Um dos soldados, com nome de José Caiçara e apelido de “Quati”, já com doze anos de caserna, era candidato ao curso de cabos. Estudara tão-somente, em sua infância distante, até o segundo ano primário duma escola rural embrenhada num desses nossos afastados seringais. Diante, porém, daquela grande oportunidade, o praça motivou-se todo, não se deu por vencido e partiu para o desafio. 

Durante os primeiros quinze dias o “Quati” não sentiu maiores complicações. A orientação do comandante era que tudo deveria começar do nível mais rudimentar possível. Os assuntos de Língua Portuguesa, por exemplo, tiveram início na revisão do alfabeto, sua divisão em vogais e consoantes etc., numa abordagem tão simples que mais se parecia com as antigas aulas da histórica “Carta de A-B-C”. Na Aritmética também o pontapé inicial se deu nos moldes da velha tabuada, com soluções de pequenas contas de somar e diminuir. Assim, tudo ocorria com muito otimismo e perseverança. Os resultados eram promissores. 
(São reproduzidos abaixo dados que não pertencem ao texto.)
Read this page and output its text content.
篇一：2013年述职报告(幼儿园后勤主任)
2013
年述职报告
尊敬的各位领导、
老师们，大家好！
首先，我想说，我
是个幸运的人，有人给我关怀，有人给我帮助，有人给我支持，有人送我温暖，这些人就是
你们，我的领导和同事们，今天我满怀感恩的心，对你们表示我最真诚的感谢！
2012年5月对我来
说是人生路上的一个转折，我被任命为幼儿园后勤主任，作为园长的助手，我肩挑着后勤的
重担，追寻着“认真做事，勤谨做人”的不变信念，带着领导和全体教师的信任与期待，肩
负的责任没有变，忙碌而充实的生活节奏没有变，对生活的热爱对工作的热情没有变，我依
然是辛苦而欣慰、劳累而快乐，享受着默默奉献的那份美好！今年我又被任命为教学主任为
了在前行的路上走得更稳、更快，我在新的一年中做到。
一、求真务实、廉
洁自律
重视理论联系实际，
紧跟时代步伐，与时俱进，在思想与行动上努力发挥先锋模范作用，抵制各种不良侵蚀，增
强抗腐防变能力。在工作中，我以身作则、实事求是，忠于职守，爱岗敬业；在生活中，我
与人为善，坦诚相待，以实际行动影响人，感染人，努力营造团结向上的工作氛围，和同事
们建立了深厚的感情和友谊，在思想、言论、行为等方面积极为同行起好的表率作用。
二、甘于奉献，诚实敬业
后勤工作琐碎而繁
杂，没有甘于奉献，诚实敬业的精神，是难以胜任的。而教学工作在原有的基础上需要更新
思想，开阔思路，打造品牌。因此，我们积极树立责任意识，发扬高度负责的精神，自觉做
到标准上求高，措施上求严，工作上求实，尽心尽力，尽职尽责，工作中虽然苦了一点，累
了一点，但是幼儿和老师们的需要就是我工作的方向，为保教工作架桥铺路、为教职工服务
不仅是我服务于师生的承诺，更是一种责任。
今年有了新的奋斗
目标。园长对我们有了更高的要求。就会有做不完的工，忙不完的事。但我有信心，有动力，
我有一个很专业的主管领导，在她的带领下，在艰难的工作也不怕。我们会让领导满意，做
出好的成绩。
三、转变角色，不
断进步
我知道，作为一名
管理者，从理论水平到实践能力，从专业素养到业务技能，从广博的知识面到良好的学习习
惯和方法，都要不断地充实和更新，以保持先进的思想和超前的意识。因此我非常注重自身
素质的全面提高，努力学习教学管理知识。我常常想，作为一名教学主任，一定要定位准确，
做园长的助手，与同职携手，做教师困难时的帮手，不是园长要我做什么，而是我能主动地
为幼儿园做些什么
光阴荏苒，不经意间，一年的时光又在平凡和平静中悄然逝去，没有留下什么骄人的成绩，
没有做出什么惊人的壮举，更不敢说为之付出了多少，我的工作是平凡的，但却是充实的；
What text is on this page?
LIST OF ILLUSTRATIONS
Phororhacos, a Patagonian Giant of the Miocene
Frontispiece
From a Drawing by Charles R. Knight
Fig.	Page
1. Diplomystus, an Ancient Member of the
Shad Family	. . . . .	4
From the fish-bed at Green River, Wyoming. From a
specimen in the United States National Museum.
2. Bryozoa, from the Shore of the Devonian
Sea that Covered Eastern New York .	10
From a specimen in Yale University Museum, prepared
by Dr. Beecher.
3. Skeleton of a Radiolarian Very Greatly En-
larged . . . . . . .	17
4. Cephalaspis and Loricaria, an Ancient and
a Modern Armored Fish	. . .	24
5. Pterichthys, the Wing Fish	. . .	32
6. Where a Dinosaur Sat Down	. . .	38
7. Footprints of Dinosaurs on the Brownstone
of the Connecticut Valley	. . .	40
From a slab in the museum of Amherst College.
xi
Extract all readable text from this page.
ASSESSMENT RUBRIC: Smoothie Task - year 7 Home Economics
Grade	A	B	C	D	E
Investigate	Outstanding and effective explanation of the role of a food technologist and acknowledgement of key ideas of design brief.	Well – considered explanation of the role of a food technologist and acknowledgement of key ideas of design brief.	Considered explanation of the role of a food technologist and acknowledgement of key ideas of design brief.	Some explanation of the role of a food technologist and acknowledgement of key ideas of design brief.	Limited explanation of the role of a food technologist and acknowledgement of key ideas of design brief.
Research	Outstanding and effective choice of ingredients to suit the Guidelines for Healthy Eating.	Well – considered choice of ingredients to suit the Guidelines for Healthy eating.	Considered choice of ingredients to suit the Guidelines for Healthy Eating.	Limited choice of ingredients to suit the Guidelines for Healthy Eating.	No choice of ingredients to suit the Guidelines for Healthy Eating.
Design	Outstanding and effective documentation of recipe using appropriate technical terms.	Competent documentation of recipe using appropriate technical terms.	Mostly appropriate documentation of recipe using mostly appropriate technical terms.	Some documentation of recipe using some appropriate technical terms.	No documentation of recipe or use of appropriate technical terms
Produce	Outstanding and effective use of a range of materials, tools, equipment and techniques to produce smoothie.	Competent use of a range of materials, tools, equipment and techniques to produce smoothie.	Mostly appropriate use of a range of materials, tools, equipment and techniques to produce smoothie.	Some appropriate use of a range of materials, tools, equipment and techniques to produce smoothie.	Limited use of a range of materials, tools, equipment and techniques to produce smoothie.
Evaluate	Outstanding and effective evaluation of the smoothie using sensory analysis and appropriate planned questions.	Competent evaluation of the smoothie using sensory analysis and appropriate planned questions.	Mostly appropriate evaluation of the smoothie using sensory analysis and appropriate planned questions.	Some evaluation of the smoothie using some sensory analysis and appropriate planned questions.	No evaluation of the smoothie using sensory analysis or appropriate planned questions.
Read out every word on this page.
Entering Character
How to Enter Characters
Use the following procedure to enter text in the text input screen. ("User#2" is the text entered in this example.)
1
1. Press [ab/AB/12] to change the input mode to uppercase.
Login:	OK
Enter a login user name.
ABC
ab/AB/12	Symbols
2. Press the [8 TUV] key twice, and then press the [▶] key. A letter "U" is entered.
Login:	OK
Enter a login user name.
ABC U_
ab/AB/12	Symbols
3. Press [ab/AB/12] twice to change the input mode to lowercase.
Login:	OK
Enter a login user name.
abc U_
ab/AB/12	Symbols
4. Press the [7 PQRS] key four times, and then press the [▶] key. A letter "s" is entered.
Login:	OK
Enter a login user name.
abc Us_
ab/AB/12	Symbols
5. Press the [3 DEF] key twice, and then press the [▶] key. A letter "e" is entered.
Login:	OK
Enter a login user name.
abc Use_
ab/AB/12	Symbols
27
Todavia, passados os primeiros dias, o “Quati”, inesperadamente, foi obrigado a abandonar a sala de aula por um período considerável. Que tristeza! Escalaram-no para uma missão lá para as bandas de Santa Rosa do Purus. Quando se tratava de embrenhar-se na floresta, ninguém era tão respeitado quanto ele. Seu nome estava sempre na cabeça da lista, antes mesmo de se saber quem seria o comandante. Podia ser um semianalfabeto, mas era um doutor no convívio com a selva. 

Os dias se passaram e mais de um mês após o início de sua aventura por matas e rios, o “Quati” voltou.  Na mesma data de seu retorno, já estava ele lá, junto dos companheiros de estudo, buscando recuperar o tempo perdido e tentando aprender a terrível matemática. Pelo visto, a matéria já houvera avançado bastante. O sargento Joaquim Ferreira se desdobrava, explicando e solucionando problemas no quadro-negro, momento em que sempre procedia com desmedida paciência e punha em prática a melhor didática possível. O “Quati” sentou-se lá atrás e entregou-se totalmente a prestar atenção. Meia-hora depois se conscientizou de que não entendera patavina e se sentia mais por fora do que cebola em salada de frutas.  Para completar seu desengano, ouviu neste momento, Joaquim Ferreira ler em voz alta o enunciado de mais um problema colocado na lousa: - “A” é igual a “B” mais seis. Qual o valor de “A”, se “B” for igual a quatorze? Aquilo foi a gota d`água. O “Quati” sentiu-se totalmente violentado. Não seria possível entrar em sua cabeça aquele negócio de números convivendo, no mesmo problema, com as letras do alfabeto. Levantou-se, colocou o caderno debaixo do braço, pediu licença ao sargento e dirigiu-se à porta de saída.

O Joaquim parou de explicar e voltou-se para o soldado: 

- Já vai? 

- Já, meu Sargento! 

- Mas, por quê? 

- Matemática já é difícil e o Senhor misturando com português... desisto! 

O “Quati” realmente desistiu, teve multiplicado o seu ódio por números, nunca mais voltou a uma sala de aula e viveu a vida inteira como soldado raso. 


* José de Anchieta Batista, poeta, autor de MENINO DA RUA DO BAGAÇO (Rio de Janeiro: Publit, 2009), e atual diretor-presidente do Acreprevidência.